Venezia 80, Saverio Costanzo e i protagonisti di "Finalmente l'alba" sul red carpet

A Venezia 80, Saverio Costanzo "riscrive" il caso Montesi.

Il regista presenta "Finalmente l'alba", secondo film in concorso alla Mostra del cinema. Un film kolossal da 28 milioni di euro, un budget inusuale per un'opera italiana e un cast internazionale con Lily James e Willem Dafoe (assenti per lo sciopero), la giovane protagonista Rebecca Antonaci, Alba Rohrwacher nei panni di Alida Valli, e poi ancora Sofia Panizzi, Joe Keery, Rachel Sennott e un cameo en travesti di Michele Bravi.

 

 

"Sono una persona del Novecento - racconta Saverio Costanzo - per me il cinema è ancora centrale, niente ha più fuoco, spinta propulsiva come le immagini in una sala buia, guardare i film è un'esperienza formativa, un insegnamento che ci cambia, ci porta lontano.
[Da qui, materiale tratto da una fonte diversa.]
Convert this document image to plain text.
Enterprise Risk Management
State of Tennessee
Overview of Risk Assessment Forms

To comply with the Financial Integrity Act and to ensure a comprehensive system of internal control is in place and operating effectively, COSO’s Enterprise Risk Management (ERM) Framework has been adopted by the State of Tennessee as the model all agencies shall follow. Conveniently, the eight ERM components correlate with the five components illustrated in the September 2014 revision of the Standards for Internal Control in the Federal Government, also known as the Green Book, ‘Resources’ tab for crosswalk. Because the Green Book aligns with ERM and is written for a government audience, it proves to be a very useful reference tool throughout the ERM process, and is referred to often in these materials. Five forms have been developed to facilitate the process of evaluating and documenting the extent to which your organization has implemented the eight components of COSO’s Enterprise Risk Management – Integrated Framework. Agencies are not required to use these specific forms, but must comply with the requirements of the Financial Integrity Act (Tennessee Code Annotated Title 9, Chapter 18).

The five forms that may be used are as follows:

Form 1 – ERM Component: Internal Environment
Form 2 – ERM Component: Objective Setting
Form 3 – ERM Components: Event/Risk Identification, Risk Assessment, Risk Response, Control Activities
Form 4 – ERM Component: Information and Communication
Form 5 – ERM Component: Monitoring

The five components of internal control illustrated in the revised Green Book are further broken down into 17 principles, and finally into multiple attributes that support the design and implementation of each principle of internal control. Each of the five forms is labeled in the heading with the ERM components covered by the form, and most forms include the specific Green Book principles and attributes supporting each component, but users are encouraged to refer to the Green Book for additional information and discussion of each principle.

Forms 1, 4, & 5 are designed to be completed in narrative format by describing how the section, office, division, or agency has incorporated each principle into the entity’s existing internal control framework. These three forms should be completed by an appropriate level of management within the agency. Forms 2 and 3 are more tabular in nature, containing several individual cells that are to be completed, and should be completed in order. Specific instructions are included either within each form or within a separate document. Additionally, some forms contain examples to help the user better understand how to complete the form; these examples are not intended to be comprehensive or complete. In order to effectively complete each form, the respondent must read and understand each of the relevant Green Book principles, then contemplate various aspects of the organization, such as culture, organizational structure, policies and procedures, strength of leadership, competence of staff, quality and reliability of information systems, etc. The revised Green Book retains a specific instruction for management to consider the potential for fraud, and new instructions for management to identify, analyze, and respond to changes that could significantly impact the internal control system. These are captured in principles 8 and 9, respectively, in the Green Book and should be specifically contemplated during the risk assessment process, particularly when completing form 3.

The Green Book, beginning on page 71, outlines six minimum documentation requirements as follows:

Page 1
Non so se per un giovane è così, per i miei figli lo è, ma secondo me affascinante come il cinema non c'è altro, una passione focosa".

 

Il caso Montesi

 In genere le opere di Costanzo - da "Hungry Hearts" a "Private" fino alla serie "L'amica geniale" - hanno una estrazione letteraria, "Finalmente l'alba" invece no: "Sono partito dal caso Montesi, da quella foto di quel corpo a faccia in giù abusato, così simile a tante tragedie degli stupri e dei femminicidi di oggi, perché diciamolo in Italia per una donna la vita non è facile per niente proprio, culturalmente. E mi sono immaginato che un'aspirante attrice come era stata Wilma avesse quello stesso sogno e da lì è partito tutto il racconto, che incrocia quella storia di cronaca, quel caso mediatico, per seguire in parallelo Mimosa, il simbolo di ingenuità, di purezza, di semplicità che in un giorno e una notte cambia ma senza perdersi e alla fine esce come una leonessa".

 

Ispirato a Giulietta Masina

 Una Mimosa costruita pensando a Giulietta Masina, "con la sua femminilità non scontata, buffa, non convenzione, una ventata di aria fresca rispetto all'immagine stereotipata delle donne e in Rebecca Antonaci ho visto una sua nipote. Lavorare su un personaggio femminile è interessante, mi fa crescere come uomo, un esercizio, quello di assecondare il femminile, che farebbe bene a tutti".

 

Le dive degli Anni 50

 "Finalmente l'alba", con Cinecittà con la sua storia gloriosa protagonista è un film con il mestiere dell'attore al centro, "un mestiere difficilissimo, serve un grande coraggio, sono quelli che rischiano di più, sono i nostri eroi", spiega il regista. "Penso alle dive di quell'epoca alle star degli anni '50, deve essere stato un inferno corrispondere in ogni momento all'immagine artificiale costruita su di loro, essere fatali, seducenti e nel film lo racconto, solo con una pura come Mimosa che non li giudica, che è una pagina bianca, riescono ad essere se stessi. Il marcio del caso Montesi? Non è il cinema, non penso sia un mondo infernale, piuttosto lo sono gli squali da salotto, i predatori che sfruttano ed usano, soprattutto le donne".